A poco que se haya analizado, el avance de la soja en la economía argentina constituye un retraso en varios aspectos. La aceptación con muy pocos, si algún, nivel de crítica implica que estamos dispuestos a sacrificar en aras de la rentabilidad empresaria de pocos, la estabilidad económica futura sujeta al monocultivo, al costo de irreversibles daños en el ecosistema. Las decisiones en el agro argentino están fuertemente concentradas y externalizadas, en desmedro del tejido social que hace a nuestras tradiciones. Y esto no es poesía. El afán de lucro al servicio de intereses absolutamente comerciales para quienes la tierra es una “suerte de mina de características especiales” impide que se vean los daños al suelo, el proceso de deforestación, la contaminación de las aguas, la desaparición de especies silvestres. En definitiva a una tierra que se considera solo un bien de uso, que no se conoce y por la que no se tiene ningún sentimiento vinculante a ella.
El componente social está ausente en esa estrategia empresaria debido a la inacción de los sectores nacionales y del gobierno para quien “la soja” es una tabla de salvación en la coyuntura. Producimos ya no alimentos para el mundo sino un producto para alimentar ganado y aves de corral en países superpoblados.
Ya cerca del final no puede dejar de mencionarse que el 35% de retenciones a la soja debe constituir un brillante negocio para quienes disponen de la infraestructura exportadora, ya que la subdeclaración de calidades, cantidades o precios en el momento de los embarques producen una muy marcada ventaja competitiva. Que esto no es un ejercicio de imaginación lo ofrece la negociación de granos sin tener el respaldo de la documentación correspondiente para el trasporte interno.
Es pertinente terminar esta nota con una anécdota que me refiriera el Dr. Arturo Frondizi en ocasión de un viaje que hiciera a Francia. Como es de práctica, Frondizi reclamó al General De Gaulle el levantamiento de las barreras que se alzaban sobre los productos del agro argentino. El Presidente francés lo escuchó con atención y le contestó en mas o menos estos términos: “Vd tiene razón desde el punto de vista de la eficiencia, pero debe comprender que no puedo acceder a sus deseos porque el agro francés representa el tejido social de Francia y eso lo debemos preservar a toda costa.”

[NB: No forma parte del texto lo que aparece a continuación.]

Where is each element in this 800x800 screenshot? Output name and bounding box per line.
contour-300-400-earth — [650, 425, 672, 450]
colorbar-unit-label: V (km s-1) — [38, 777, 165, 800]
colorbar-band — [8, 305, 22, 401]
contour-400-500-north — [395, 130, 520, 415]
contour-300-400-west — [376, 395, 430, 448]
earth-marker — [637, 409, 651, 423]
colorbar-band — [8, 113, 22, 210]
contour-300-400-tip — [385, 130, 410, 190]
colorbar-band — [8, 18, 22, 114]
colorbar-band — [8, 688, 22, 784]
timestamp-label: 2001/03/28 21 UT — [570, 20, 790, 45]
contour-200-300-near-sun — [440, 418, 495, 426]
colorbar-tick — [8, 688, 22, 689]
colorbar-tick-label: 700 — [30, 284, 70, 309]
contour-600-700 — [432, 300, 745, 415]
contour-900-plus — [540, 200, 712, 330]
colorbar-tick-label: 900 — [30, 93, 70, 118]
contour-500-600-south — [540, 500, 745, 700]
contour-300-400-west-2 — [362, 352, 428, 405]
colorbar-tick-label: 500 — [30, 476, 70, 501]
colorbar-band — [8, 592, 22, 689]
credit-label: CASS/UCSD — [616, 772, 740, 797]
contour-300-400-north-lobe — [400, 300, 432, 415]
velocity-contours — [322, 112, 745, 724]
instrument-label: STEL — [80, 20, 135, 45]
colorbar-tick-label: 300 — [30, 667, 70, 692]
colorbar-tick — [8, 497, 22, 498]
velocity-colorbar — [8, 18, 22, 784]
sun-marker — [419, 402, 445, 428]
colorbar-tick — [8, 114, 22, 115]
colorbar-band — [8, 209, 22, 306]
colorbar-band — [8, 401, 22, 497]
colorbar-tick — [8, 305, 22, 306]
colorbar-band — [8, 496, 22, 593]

Argentina demuestra que carece de gobernantes de aquella estatura y que la caja es un valor que se antepone a lo más importante que debemos preservar: la cuna de nuestra cultura” Cuando las reglas de juego cambien, las multinacionales y los entrepreneurs ya citados, se dedicaran a otra cosa y dejarán tras de sus pasos al desierto. Será entonces una pesada herencia.